# Driving in Spain



## wobby (May 1, 2005)

Has anyone come across this:-

EU DRIVING LICENCES IN SPAIN - Medicals
New laws have been recently introduced and these state that if you hold an EU driving licence, you need to hold a medical certificate, the same as a Spanish national. For drivers aged between 18-45, your medical examination is every 10 years. From 45-70 years, every 5 years and for 70 years of age upwards, every two years. If you are caught for ANY driving offence and your medical examination is not current, you will be deemed to NOT HAVE a driving licence.

Got it off of this site:-

http://www.idealspain.com/Pages/Information/DrivingSpain.htm

Wobby


----------



## cabby (May 14, 2005)

Is this a futuristic posting as the time is only 12:05 on my comp. :wink: :wink: 
Apart from that I cannot imagine that this would affect a licence holder with one issued in the UK, as nothing has been screamed about in the news.I believe that we state we are physically fit when we apply for the licence over here.self certifying as such. :roll: :roll: 

cabby


----------



## PeterandLinda (Feb 21, 2009)

Hi

I'm not convinced that this is correct. I have just seen this from 'arrive in Spain. com' :-

"Holders of *non-EU *driving licences require a medical certificate to obtain a Spanish driving licence. The medical examination is carried out in designated clinics (centros de reconocimento médico para conductores), which are open from 10am to 2pm and from 4 to 8pm Mondays to Fridays. The examination includes eyesight, hearing, pulse and blood pressure tests, and tests for speed of reaction, judgement of the speed of other vehicles and acuteness of visual identification. If you wear glasses or contact lenses, you're tested with them and your licence with be annotated to indicate this (note also that you must carry a spare pair when driving). The medical certificate is valid for 90 days, during which time you must make your application for a licence (or a renewal). Three passport-sized photographs are required . "
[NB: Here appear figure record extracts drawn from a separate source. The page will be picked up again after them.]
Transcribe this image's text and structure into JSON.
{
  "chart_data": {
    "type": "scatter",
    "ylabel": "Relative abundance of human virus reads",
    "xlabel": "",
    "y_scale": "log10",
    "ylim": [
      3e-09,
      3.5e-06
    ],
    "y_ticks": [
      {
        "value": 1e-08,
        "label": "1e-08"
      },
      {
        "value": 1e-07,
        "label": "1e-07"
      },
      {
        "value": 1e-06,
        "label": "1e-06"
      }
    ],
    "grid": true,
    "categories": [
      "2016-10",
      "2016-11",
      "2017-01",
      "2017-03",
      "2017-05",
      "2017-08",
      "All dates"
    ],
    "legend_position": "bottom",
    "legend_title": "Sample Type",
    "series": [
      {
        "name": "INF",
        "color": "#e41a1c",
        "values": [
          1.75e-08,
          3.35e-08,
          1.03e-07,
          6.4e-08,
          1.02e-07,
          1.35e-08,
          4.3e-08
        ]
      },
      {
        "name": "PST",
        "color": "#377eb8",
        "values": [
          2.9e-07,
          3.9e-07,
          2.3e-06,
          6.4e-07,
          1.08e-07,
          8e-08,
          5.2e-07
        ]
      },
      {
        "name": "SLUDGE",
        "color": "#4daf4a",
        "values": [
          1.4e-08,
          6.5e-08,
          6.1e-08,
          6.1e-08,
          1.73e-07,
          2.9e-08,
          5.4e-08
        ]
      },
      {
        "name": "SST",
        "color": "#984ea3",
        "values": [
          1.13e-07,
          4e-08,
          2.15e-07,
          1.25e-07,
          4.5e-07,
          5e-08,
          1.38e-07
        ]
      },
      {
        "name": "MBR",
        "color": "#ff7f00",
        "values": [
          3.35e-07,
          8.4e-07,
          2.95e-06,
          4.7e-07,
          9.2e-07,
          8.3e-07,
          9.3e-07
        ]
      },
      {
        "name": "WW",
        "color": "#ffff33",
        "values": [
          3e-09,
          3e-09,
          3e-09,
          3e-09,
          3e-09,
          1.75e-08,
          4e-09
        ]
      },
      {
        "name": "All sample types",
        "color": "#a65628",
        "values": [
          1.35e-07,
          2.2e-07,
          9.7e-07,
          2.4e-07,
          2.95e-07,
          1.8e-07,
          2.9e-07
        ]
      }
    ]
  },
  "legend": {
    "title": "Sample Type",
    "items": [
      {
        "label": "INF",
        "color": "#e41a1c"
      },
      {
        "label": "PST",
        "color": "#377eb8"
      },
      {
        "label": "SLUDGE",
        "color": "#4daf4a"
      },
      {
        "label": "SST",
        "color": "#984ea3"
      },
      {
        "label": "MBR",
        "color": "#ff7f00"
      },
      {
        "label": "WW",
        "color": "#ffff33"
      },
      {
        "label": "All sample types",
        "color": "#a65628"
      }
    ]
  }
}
Methinks further research needed before medical.

P&L


----------



## javea (Jun 8, 2007)

I have always been under the impression that if it was legal for you to drive in your own EU country then it was also legal for you to drive in any other country in the EU.

If this new law did apply to tourists I would have thought that hire companies would be asking for medical certificates to be produced because if you are deemed not to be in possession of a driving licence their insurance cover would be deemed to be invalid.
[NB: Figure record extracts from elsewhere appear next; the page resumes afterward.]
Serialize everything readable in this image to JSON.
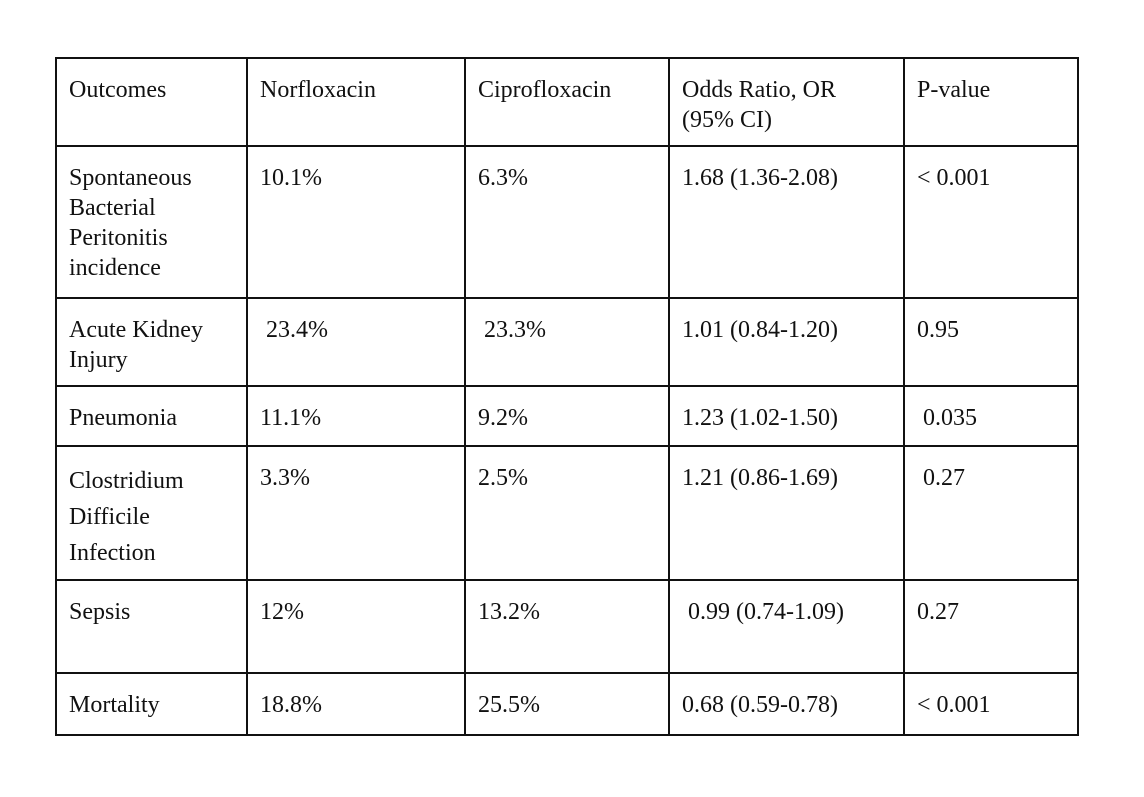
{
  "table": {
    "headers": [
      "Outcomes",
      "Norfloxacin",
      "Ciprofloxacin",
      "Odds Ratio, OR\n(95% CI)",
      "P-value"
    ],
    "rows": [
      [
        "Spontaneous\nBacterial\nPeritonitis\nincidence",
        "10.1%",
        "6.3%",
        "1.68 (1.36-2.08)",
        "< 0.001"
      ],
      [
        "Acute Kidney\nInjury",
        " 23.4%",
        " 23.3%",
        "1.01 (0.84-1.20)",
        "0.95"
      ],
      [
        "Pneumonia",
        "11.1%",
        "9.2%",
        "1.23 (1.02-1.50)",
        " 0.035"
      ],
      [
        "Clostridium\nDifficile\nInfection",
        "3.3%",
        "2.5%",
        "1.21 (0.86-1.69)",
        " 0.27"
      ],
      [
        "Sepsis",
        "12%",
        "13.2%",
        " 0.99 (0.74-1.09)",
        "0.27"
      ],
      [
        "Mortality",
        "18.8%",
        "25.5%",
        "0.68 (0.59-0.78)",
        "< 0.001"
      ]
    ]
  }
}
In an endeavour to obtain formal clarification I have contacted the Spanish Embassy in London and when I have their response I will post it on the forum.


----------



## PeterandLinda (Feb 21, 2009)

Hi

More research reveals the following:-

"The law in Spain requires you to have a medical check as required by all drivers. So after a little hunting around and a lot of time spent on reserch on the internet and talking to the local police, I discovered that all EU Driving Licence holders That are RESIDENTS of Spain, must comply with the law of Medical Checks. This means you if you are Ex-pat living or working here in Spain.

For standard cars that means people under 45 years old need to take the medical tests every ten years, from 45 to 70 years old it's every five years and when you're past 70 it's every two years. For anything over 3,500kgs, minibuses and most things with trailers its a medical every five years up to 45, every three years between 45 and 60 and every two years from then on."

This is the best summary of dozens of webpages, the indications are also that you need to do all this if you are in Spain for more than six months, otherwise not. Relax, Portugal ain't far away!

P&L


----------



## 38Rover (Nov 9, 2006)

The law only applies to ex pats who are residents but of course if you are in Spain for than 6 months you should take out residencia in fact any EU country where you stay for more than 6 months.Be warned taking up residencia opens a whole can of worms like registering your vehicle etc don't go there unless you live in Spain


----------